では小島の場合は?小島は強さこそしっかりと示していますが、鈴木軍のような暴力性や残虐性はありません。対戦した選手へのリスペクトも常に発しています。そんな小島を見てノアファンは小島に魅了され、小島を両手を挙げて歓迎しています。しかしその歓声は?6.12に勝利していれば潮崎豪が得ていたものではないでしょうか?
Iam noahとして20年を駆け抜け。22年も4.30に藤田和之清宮海斗を倒しGHCヘビー級王者に返り咲いた潮崎。本来ファンの大歓声を受けて戦うのは潮崎だった。それを奪ったのは小島ではないか?それが私の考えです。奇しくも7.3山形大会に予定されていた潮崎のサイン会が彼の欠場で中止となったとき。その穴埋めをしたのは小島でした。もちろんこれは偶然です。しかし潮崎がかつて果たしていた「ノアの柱」という立ち位置。それを小島が侵食している。そして私も含めてその状況を受け入れつつある。よく考えると潮崎にとっては残酷な状況かもしれません。
もちろん私は小島を否定したいのではありません。ひょっとしたら現役最後になるかもしれない大きなチャンスが目の前にある。であればなりふり構わず掴みにいく。そして掴んだチャンスは絶対に離さない。他の人間が掴みに来るなら叩き潰す。そうした小島の貪欲な姿勢はノアの選手にはあまり見られなかったものであり。しかしそれはプロとしてとても大事な要素です。

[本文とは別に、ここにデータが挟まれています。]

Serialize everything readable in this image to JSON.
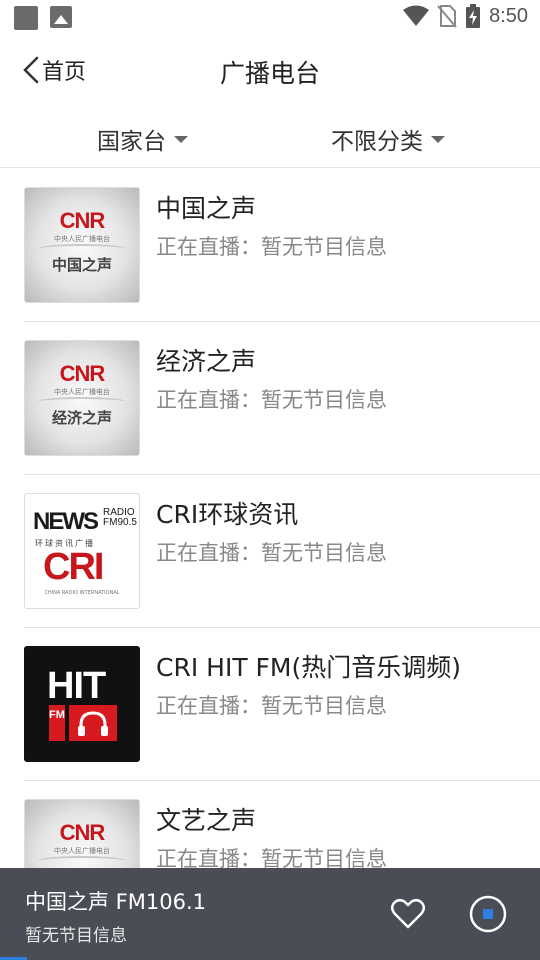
{
  "status_bar": {
    "time": "8:50",
    "icons": [
      "app-notification-icon",
      "image-notification-icon",
      "wifi-icon",
      "no-sim-icon",
      "battery-charging-icon"
    ]
  },
  "header": {
    "back_label": "首页",
    "title": "广播电台"
  },
  "filters": {
    "country": "国家台",
    "category": "不限分类"
  },
  "stations": [
    {
      "title": "中国之声",
      "subtitle": "正在直播：暂无节目信息",
      "logo": {
        "brand": "CNR",
        "small": "中央人民广播电台",
        "name": "中国之声"
      }
    },
    {
      "title": "经济之声",
      "subtitle": "正在直播：暂无节目信息",
      "logo": {
        "brand": "CNR",
        "small": "中央人民广播电台",
        "name": "经济之声"
      }
    },
    {
      "title": "CRI环球资讯",
      "subtitle": "正在直播：暂无节目信息",
      "logo": {
        "news": "NEWS",
        "radio": "RADIO",
        "freq": "FM90.5",
        "sub": "环球资讯广播",
        "big": "CRI",
        "tiny": "CHINA RADIO INTERNATIONAL"
      }
    },
    {
      "title": "CRI HIT FM(热门音乐调频)",
      "subtitle": "正在直播：暂无节目信息",
      "logo": {
        "text": "HIT",
        "fm": "FM"
      }
    },
    {
      "title": "文艺之声",
      "subtitle": "正在直播：暂无节目信息",
      "logo": {
        "brand": "CNR",
        "small": "中央人民广播电台",
        "name": ""
      }
    }
  ],
  "player": {
    "title": "中国之声 FM106.1",
    "subtitle": "暂无节目信息",
    "progress_percent": 5,
    "accent": "#2f7fe0",
    "background": "#4a4d55"
  }
}
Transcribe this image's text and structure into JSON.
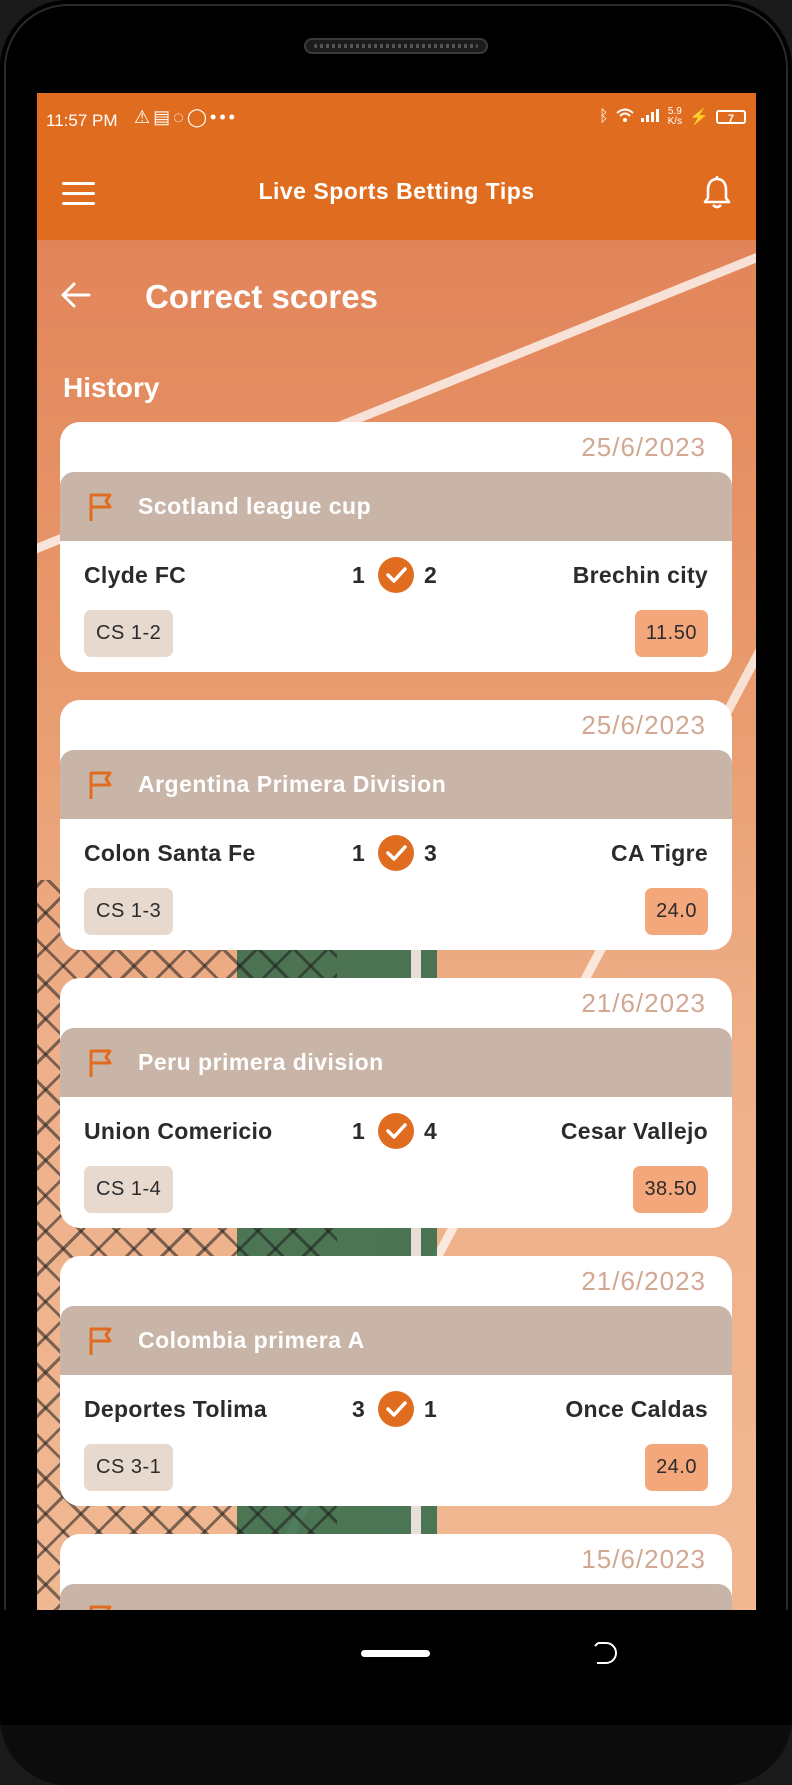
{
  "status_bar": {
    "time": "11:57 PM",
    "left_icons": [
      "warning-icon",
      "news-icon",
      "messenger-icon",
      "whatsapp-icon",
      "more-dots-icon"
    ],
    "right_icons": [
      "bluetooth-icon",
      "wifi-icon",
      "signal-icon",
      "charging-icon"
    ],
    "net_speed_value": "5.9",
    "net_speed_unit": "K/s",
    "battery": "7"
  },
  "app_bar": {
    "title": "Live Sports Betting Tips",
    "menu_icon": "hamburger-menu-icon",
    "notification_icon": "bell-icon"
  },
  "page": {
    "title": "Correct scores",
    "back_icon": "back-arrow-icon",
    "section": "History"
  },
  "colors": {
    "primary": "#e06d1f",
    "league_bar": "#c9b5a8",
    "date_text": "#d2a892",
    "odds_badge": "#f4a77a",
    "cs_badge": "#e8d9cf"
  },
  "matches": [
    {
      "date": "25/6/2023",
      "league": "Scotland league cup",
      "home": "Clyde FC",
      "home_score": "1",
      "away_score": "2",
      "away": "Brechin city",
      "prediction": "CS 1-2",
      "odds": "11.50",
      "result_icon": "check-circle-icon"
    },
    {
      "date": "25/6/2023",
      "league": "Argentina Primera Division",
      "home": "Colon Santa Fe",
      "home_score": "1",
      "away_score": "3",
      "away": "CA Tigre",
      "prediction": "CS 1-3",
      "odds": "24.0",
      "result_icon": "check-circle-icon"
    },
    {
      "date": "21/6/2023",
      "league": "Peru primera division",
      "home": "Union Comericio",
      "home_score": "1",
      "away_score": "4",
      "away": "Cesar Vallejo",
      "prediction": "CS 1-4",
      "odds": "38.50",
      "result_icon": "check-circle-icon"
    },
    {
      "date": "21/6/2023",
      "league": "Colombia primera A",
      "home": "Deportes Tolima",
      "home_score": "3",
      "away_score": "1",
      "away": "Once Caldas",
      "prediction": "CS 3-1",
      "odds": "24.0",
      "result_icon": "check-circle-icon"
    },
    {
      "date": "15/6/2023"
    }
  ],
  "nav": {
    "home_icon": "home-pill-icon",
    "back_icon": "back-gesture-icon"
  }
}
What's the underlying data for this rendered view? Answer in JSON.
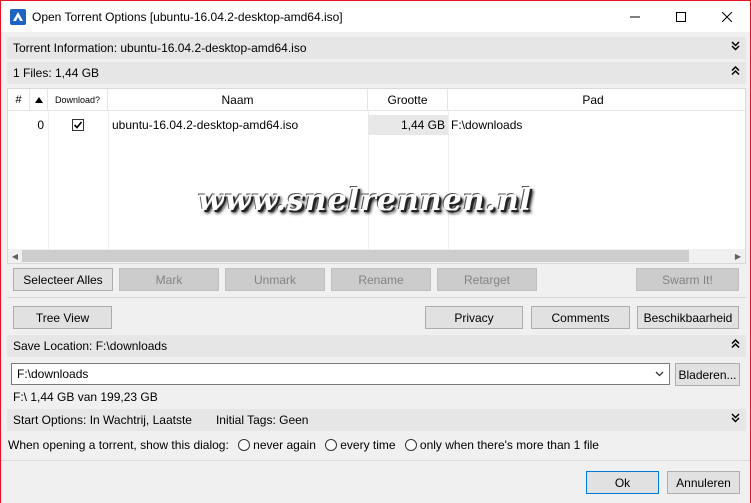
{
  "window": {
    "title": "Open Torrent Options [ubuntu-16.04.2-desktop-amd64.iso]",
    "accent": "#e81123"
  },
  "torrent_info": {
    "label": "Torrent Information: ubuntu-16.04.2-desktop-amd64.iso",
    "icon": "double-chevron-down-icon"
  },
  "files_section": {
    "label": "1 Files: 1,44 GB",
    "icon": "double-chevron-up-icon"
  },
  "table": {
    "columns": [
      "#",
      "Download?",
      "Naam",
      "Grootte",
      "Pad"
    ],
    "rows": [
      {
        "index": "0",
        "download": true,
        "name": "ubuntu-16.04.2-desktop-amd64.iso",
        "size": "1,44 GB",
        "path": "F:\\downloads"
      }
    ]
  },
  "watermark": "www.snelrennen.nl",
  "file_buttons": {
    "select_all": "Selecteer Alles",
    "mark": "Mark",
    "unmark": "Unmark",
    "rename": "Rename",
    "retarget": "Retarget",
    "swarm": "Swarm It!"
  },
  "view_buttons": {
    "tree_view": "Tree View",
    "privacy": "Privacy",
    "comments": "Comments",
    "availability": "Beschikbaarheid"
  },
  "save_location": {
    "label": "Save Location: F:\\downloads",
    "value": "F:\\downloads",
    "browse": "Bladeren...",
    "space_info": "F:\\  1,44 GB van 199,23 GB"
  },
  "start_options": {
    "label": "Start Options: In Wachtrij, Laatste",
    "tags": "Initial Tags: Geen"
  },
  "show_dialog": {
    "label": "When opening a torrent, show this dialog:",
    "options": [
      "never again",
      "every time",
      "only when there's more than 1 file"
    ]
  },
  "footer": {
    "ok": "Ok",
    "cancel": "Annuleren"
  }
}
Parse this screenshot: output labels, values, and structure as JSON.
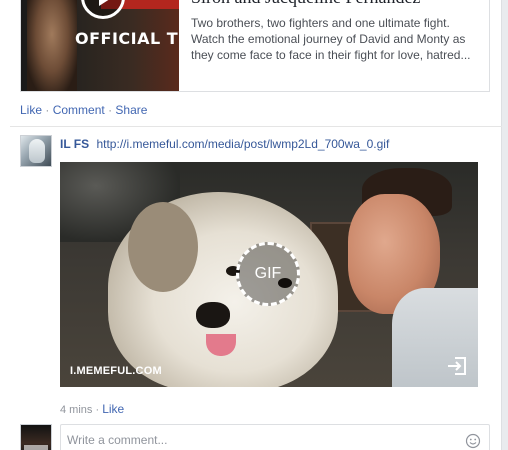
{
  "link_preview": {
    "thumbnail_text": "OFFICIAL TRA",
    "title": "Siron and Jacqueline Fernandez",
    "description": "Two brothers, two fighters and one ultimate fight. Watch the emotional journey of David and Monty as they come face to face in their fight for love, hatred..."
  },
  "post_actions": {
    "like": "Like",
    "comment": "Comment",
    "share": "Share",
    "separator": "·"
  },
  "comment": {
    "author": "IL FS",
    "url": "http://i.memeful.com/media/post/lwmp2Ld_700wa_0.gif",
    "gif_badge": "GIF",
    "watermark": "I.MEMEFUL.COM",
    "time": "4 mins",
    "separator": "·",
    "like": "Like"
  },
  "composer": {
    "placeholder": "Write a comment..."
  },
  "colors": {
    "link": "#365899",
    "action": "#4267b2",
    "muted": "#90949c"
  },
  "icons": {
    "play": "play-icon",
    "open_external": "open-external-icon",
    "emoji": "emoji-icon"
  }
}
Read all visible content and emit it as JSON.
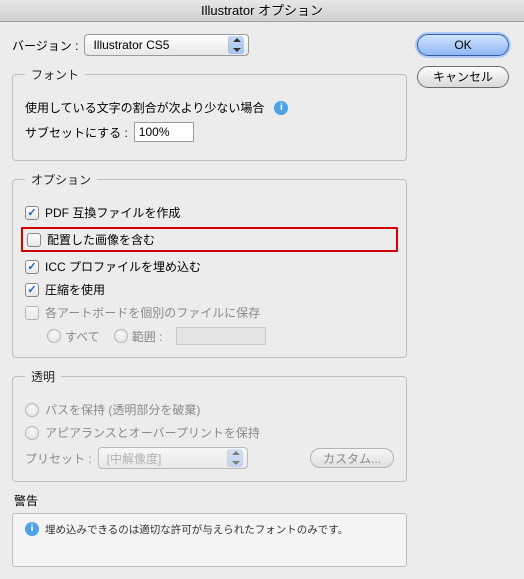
{
  "title": "Illustrator オプション",
  "buttons": {
    "ok": "OK",
    "cancel": "キャンセル"
  },
  "version": {
    "label": "バージョン :",
    "value": "Illustrator CS5"
  },
  "font": {
    "legend": "フォント",
    "line1": "使用している文字の割合が次より少ない場合",
    "subset_label": "サブセットにする :",
    "subset_value": "100%"
  },
  "options": {
    "legend": "オプション",
    "pdf": "PDF 互換ファイルを作成",
    "placed_images": "配置した画像を含む",
    "icc": "ICC プロファイルを埋め込む",
    "compress": "圧縮を使用",
    "artboards": "各アートボードを個別のファイルに保存",
    "all": "すべて",
    "range": "範囲 :"
  },
  "transparency": {
    "legend": "透明",
    "path": "パスを保持 (透明部分を破棄)",
    "appearance": "アピアランスとオーバープリントを保持",
    "preset_label": "プリセット :",
    "preset_value": "[中解像度]",
    "custom": "カスタム..."
  },
  "warning": {
    "label": "警告",
    "text": "埋め込みできるのは適切な許可が与えられたフォントのみです。"
  }
}
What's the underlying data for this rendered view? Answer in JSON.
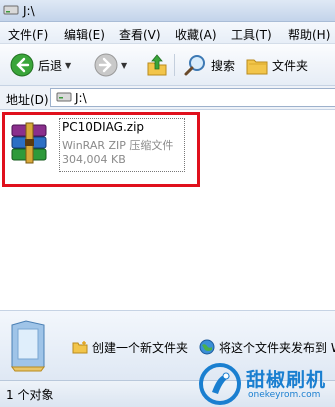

その小島に7.16日本武道館大会で挑戦するのが拳王です。
拳王は前哨戦でもそのバックステージでも。小島を明確にノアの敵として口撃しています。ですが拳王のそうした口撃をもってしても。現時点で小島を「ノアを侵略しにきた外敵」として認知させるには至っていません。小島の侵略に対して強烈な危機感を持つ拳王だからこそのこうした動きなのかもしれません。小島が拳王に勝利し、小島の静かなるノア侵略は継続されるか?それとも拳王が勇者として魔王小島を打ち取るのか?そして潮崎が再び這い上がる姿は!7.16日本武道館はとても興味深い大会になりそうです。